Here is a rough, manual simulation of what a tool might produce when fed the source files for modules 'bar' and 'baz'. You would run such a tool prior to deploying the code.

__file__ = 'foo.py'

def _module(_name):
    import types
    mod = types.ModuleType(name)
    mod.__file__ = __file__
    sys.modules[module_name] = mod
    return mod

def _bar_module():

    def hello():
        print 'Hello World! BAR'

    mod = create_module('foo.bar')
    mod.hello = hello
    return mod

bar = _bar_module()
del _bar_module

def _baz_module():

    def hello():
        print 'Hello World! BAZ'

    mod = create_module('foo.bar.baz')
    mod.hello = hello
    return mod

baz = _baz_module()
del _baz_module

And now you can:

from foo.bar import hello
hello()

This code doesn't take account of things like import statements and dependencies. Is there any existing code that will assemble source files using this, or some other technique?

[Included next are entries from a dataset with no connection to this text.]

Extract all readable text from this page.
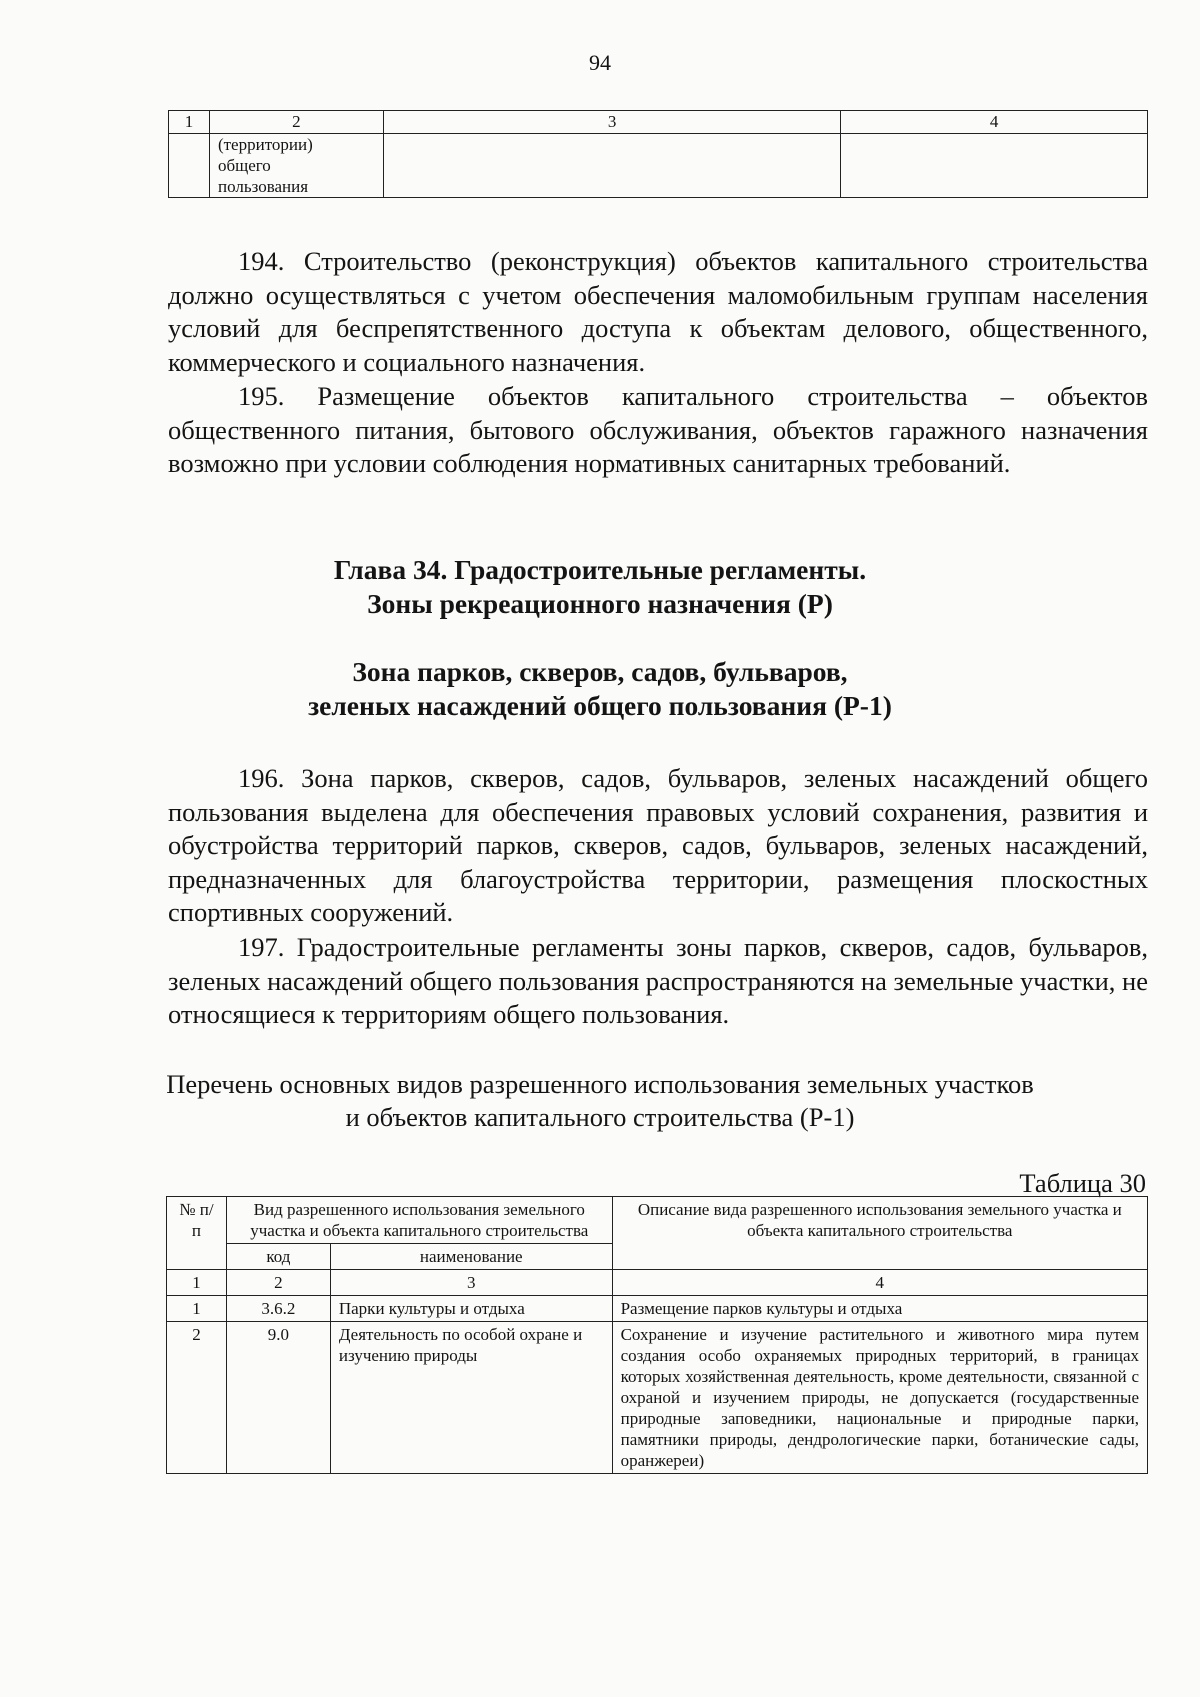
94
1	2	3	4

	(территории)
общего
пользования		

194. Строительство (реконструкция) объектов капитального строительства должно осуществляться с учетом обеспечения маломобильным группам населения условий для беспрепятственного доступа к объектам делового, общественного, коммерческого и социального назначения.

195. Размещение объектов капитального строительства – объектов общественного питания, бытового обслуживания, объектов гаражного назначения возможно при условии соблюдения нормативных санитарных требований.

Глава 34. Градостроительные регламенты.
Зоны рекреационного назначения (Р)
Зона парков, скверов, садов, бульваров,
зеленых насаждений общего пользования (Р-1)

196. Зона парков, скверов, садов, бульваров, зеленых насаждений общего пользования выделена для обеспечения правовых условий сохранения, развития и обустройства территорий парков, скверов, садов, бульваров, зеленых насаждений, предназначенных для благоустройства территории, размещения плоскостных спортивных сооружений.

197. Градостроительные регламенты зоны парков, скверов, садов, бульваров, зеленых насаждений общего пользования распространяются на земельные участки, не относящиеся к территориям общего пользования.

Перечень основных видов разрешенного использования земельных участков
и объектов капитального строительства (Р-1)
Таблица 30
№ п/п	Вид разрешенного использования земельного участка и объекта капитального строительства		Описание вида разрешенного использования земельного участка и объекта капитального строительства
	код	наименование	
1	2	3	4
1	3.6.2	Парки культуры и отдыха	Размещение парков культуры и отдыха
2	9.0	Деятельность по особой охране и изучению природы	Сохранение и изучение растительного и животного мира путем создания особо охраняемых природных территорий, в границах которых хозяйственная деятельность, кроме деятельности, связанной с охраной и изучением природы, не допускается (государственные природные заповедники, национальные и природные парки, памятники природы, дендрологические парки, ботанические сады, оранжереи)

This is very similar idea to tools being used to assemble and optimise JavaScript files before sending to the browser, where the latency of multiple HTTP requests hurts performance. In this Python case, it's the latency of importing hundreds of Python source files at startup which hurts.

回答1:

If this is on google app engine as the tags indicate, make sure you are using this idiom

def main(): 
    #do stuff
if __name__ == '__main__':
    main()

Because GAE doesn't restart your app every request unless the .py has changed, it just runs main() again.

This trick lets you write CGI style apps without the startup performance hit

AppCaching

If a handler script provides a main() routine, the runtime environment also caches the script. Otherwise, the handler script is loaded for every request.



回答2:

I think that due to the precompilation of Python files and some system caching, the speed up that you'll eventually get won't be measurable.



回答3:

Doing this is unlikely to yield any performance benefits. You're still importing the same amount of Python code, just in fewer modules - and you're sacrificing all modularity for it.

A better approach would be to modify your code and/or libraries to only import things when needed, so that a minimum of required code is loaded for each request.



回答4:

Without dealing with the question, whether or not this technique would boost up things at your environment, say you are right, here is what I would have done.

I would make a list of all my modules e.g. my_files = ['foo', 'bar', 'baz']

I would then use os.path utilities to read all lines in all files under the source directory and writes them all into a new file, filtering all import foo|bar|baz lines since all code is now within a single file.

Of curse, at last adding the main() from __init__.py (if there is such) at the tail of the file.